The Cold Six Thousand The Cold Six Thousand by James Ellroy


My rating: 4 of 5 stars
James Ellroy's second volume in his USA Underworld trilogy follows the aftermath of the Kennedy assassination and culminates in the killing of his brother Robert and Civil Rights leader Martin Luther King. Once again told through a 3-man arc (returning American Tabloid alumni Pete Bondurant and Ward Littell and newcomer Wayne Tedrow Jr.), The Cold Six Thousand, is a massive, demanding read, hardly helped by Ellroy's pared-to-the-bone prose and a plot that isn't so much labyrinthine as it is a literary hydra, where the closure of one strand merely results in the sprouting of 2 more cogs in an incredibly complex wheel of murky dealings, shady alliances and tangled sexual politics.
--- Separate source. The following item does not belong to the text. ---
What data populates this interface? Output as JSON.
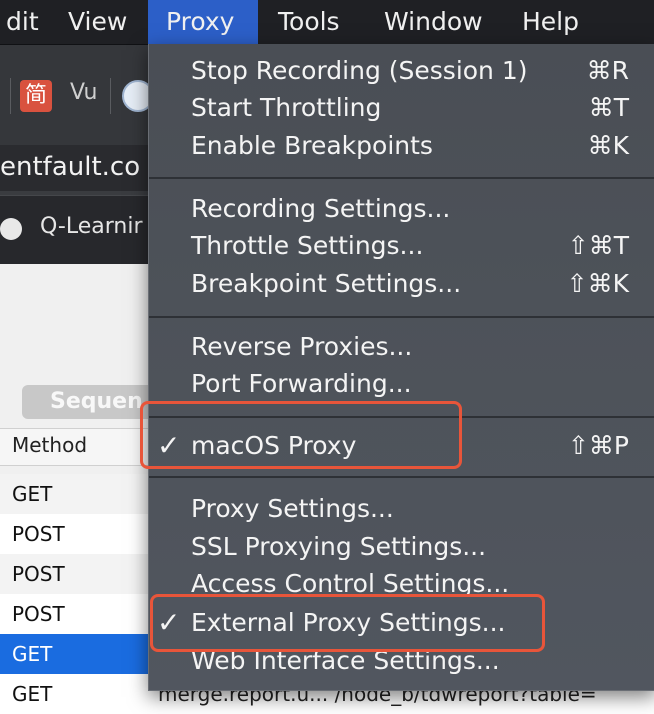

Ellroy's massive, grimy canvas now takes in the Vietnam War and the Civil Rights movement, the former exploited by nefarious CIA operatives to run a drug manufacturing and exporting enterprise, with profits being funneled into training camps for mercenaries to for yet another planned Cuba invasion to topple Fidel Castro, while the latter prompts the ever-scheming J.Edgar Hoover to launch a cointelpro to discredit the movement.

Mixed into this turbulent stew is Wayne's misplaced hatred of Black people and it's attendant guilt when his wife is brutally murdered by a black felon he let escape, Ward Littell's gradual unraveling by guilt and remorse over his collussion with Hoover to discredit King and the Mob to fleece the reclusive Howard Hughes in Las Vegas and Pete Bondurant's gradually disintegrating marriage to Barb Cathcart.

Not the easiest of reads but a must for fans of Ellroy's revisionist American History and it's deeply flawed facilitators.